IV. Quanto à matéria de fundo, a decisão ora agravada negou
provimento ao Recurso Especial ao fundamento de que o acórdão
recorrido estaria em conformidade com a jurisprudência do Superior
Tribunal de Justiça, no sentido de que (a) o IBAMA possui
competência fiscalizatória supletiva, ainda que o órgão estadual ou
municipal tenha concedido a licença ambiental; e (b) "não se emprega
norma ambiental superveniente de cunho material aos processos em
curso, seja para proteger o ato jurídico perfeito, os direitos
ambientais adquiridos e a coisa julgada, seja para evitar a redução
do patamar de proteção de ecossistemas frágeis sem as necessárias
compensações ambientais. Precedentes (REsp 1381191/SP, Rel. Ministra
DIVA MALERBI, SEGUNDA TURMA, julgado em 16/06/2016, DJe 30/06/2016;
e AgRg no REsp 1367968/SP, Rel. Ministro Humberto Martins, Segunda
Turma, DJe 12/03/2014)" (AgInt no AREsp 826.869/PR, Rel. Ministro
FRANCISCO FALCÃO, SEGUNDA TURMA, DJe de 15/12/2016).
V. O Agravo interno, porém, não impugna, especificamente, tais
fundamentos da decisão agravada, pelo que constituem óbices ao
conhecimento do inconformismo a Súmula 182 desta Corte e o art.

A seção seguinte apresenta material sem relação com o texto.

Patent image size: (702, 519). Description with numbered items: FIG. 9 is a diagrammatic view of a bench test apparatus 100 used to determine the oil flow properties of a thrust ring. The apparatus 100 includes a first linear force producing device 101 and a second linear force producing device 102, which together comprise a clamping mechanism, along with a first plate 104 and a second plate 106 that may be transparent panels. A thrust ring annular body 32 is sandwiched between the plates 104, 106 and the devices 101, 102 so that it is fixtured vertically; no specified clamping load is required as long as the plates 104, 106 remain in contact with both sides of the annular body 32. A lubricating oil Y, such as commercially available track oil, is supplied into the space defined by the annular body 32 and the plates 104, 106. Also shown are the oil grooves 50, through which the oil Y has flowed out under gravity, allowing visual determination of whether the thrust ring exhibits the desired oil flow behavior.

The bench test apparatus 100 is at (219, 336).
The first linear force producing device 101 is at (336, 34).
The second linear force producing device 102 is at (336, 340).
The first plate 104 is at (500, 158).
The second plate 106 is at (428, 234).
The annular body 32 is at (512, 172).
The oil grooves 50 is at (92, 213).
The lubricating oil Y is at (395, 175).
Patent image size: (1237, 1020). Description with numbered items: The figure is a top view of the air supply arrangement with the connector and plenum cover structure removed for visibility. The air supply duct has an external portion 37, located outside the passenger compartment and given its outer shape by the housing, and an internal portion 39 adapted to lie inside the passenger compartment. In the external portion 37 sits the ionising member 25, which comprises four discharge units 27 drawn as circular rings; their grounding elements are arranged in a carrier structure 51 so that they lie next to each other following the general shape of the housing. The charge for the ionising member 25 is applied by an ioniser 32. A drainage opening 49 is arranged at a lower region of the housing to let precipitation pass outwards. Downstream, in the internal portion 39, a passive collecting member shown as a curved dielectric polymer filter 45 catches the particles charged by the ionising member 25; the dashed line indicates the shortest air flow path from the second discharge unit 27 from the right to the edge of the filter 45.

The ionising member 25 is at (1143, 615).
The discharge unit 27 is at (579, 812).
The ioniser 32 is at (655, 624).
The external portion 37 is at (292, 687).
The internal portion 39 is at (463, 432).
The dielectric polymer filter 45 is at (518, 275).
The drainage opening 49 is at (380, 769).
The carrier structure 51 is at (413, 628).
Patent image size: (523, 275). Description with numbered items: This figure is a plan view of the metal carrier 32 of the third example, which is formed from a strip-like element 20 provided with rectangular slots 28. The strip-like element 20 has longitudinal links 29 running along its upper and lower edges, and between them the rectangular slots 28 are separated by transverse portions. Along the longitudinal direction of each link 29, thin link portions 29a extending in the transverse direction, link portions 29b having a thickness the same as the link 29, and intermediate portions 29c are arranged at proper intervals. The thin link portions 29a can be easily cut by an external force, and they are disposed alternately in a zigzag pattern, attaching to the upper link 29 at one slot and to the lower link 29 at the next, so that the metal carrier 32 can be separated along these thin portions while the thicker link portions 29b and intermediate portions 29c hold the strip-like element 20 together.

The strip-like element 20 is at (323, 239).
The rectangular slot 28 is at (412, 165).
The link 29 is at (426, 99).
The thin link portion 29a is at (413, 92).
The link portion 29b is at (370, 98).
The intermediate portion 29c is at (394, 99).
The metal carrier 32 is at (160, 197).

1.021, § 1º, do CPC/2015. Nesse sentido: STJ, AgInt nos EAREsp
608.466/PR, Rel. Ministra REGINA HELENA COSTA, PRIMEIRA SEÇÃO, DJe
de 30/04/2018; AgRg no AREsp 830.965/SP, Rel. Ministro ANTONIO
SALDANHA PALHEIRO, SEXTA TURMA, DJe de 13/05/2016; AgInt no AREsp
860.148/SP, Rel. Ministro MAURO CAMPBELL MARQUES, SEGUNDA TURMA, DJe
de 03/05/2016; AgRg no AgRg no AREsp 731.339/DF, Rel. Ministro LUIS
FELIPE SALOMÃO, QUARTA TURMA, DJe de 06/05/2016; AgRg no AREsp
575.696/MG, Rel. Ministro PAULO DE TARSO SANSEVERINO, TERCEIRA
TURMA, DJe de 13/05/2016.
VI. Agravo interno parcialmente conhecido, e, nessa extensão,
improvido.
Decisão Completa
Vistos e relatados estes autos em que são partes as acima indicadas,
acordam os Ministros da Segunda Turma do Superior Tribunal de
Justiça, por unanimidade, conhecer parcialmente o recurso, mas lhe
negou provimento, nos termos do voto da Sra. Ministra Relatora.
Os Srs. Ministros Francisco Falcão, Herman Benjamin, Og Fernandes e
Mauro Campbell Marques votaram com a Sra. Ministra Relatora.
Presidiu o julgamento o Sr. Ministro Herman Benjamin.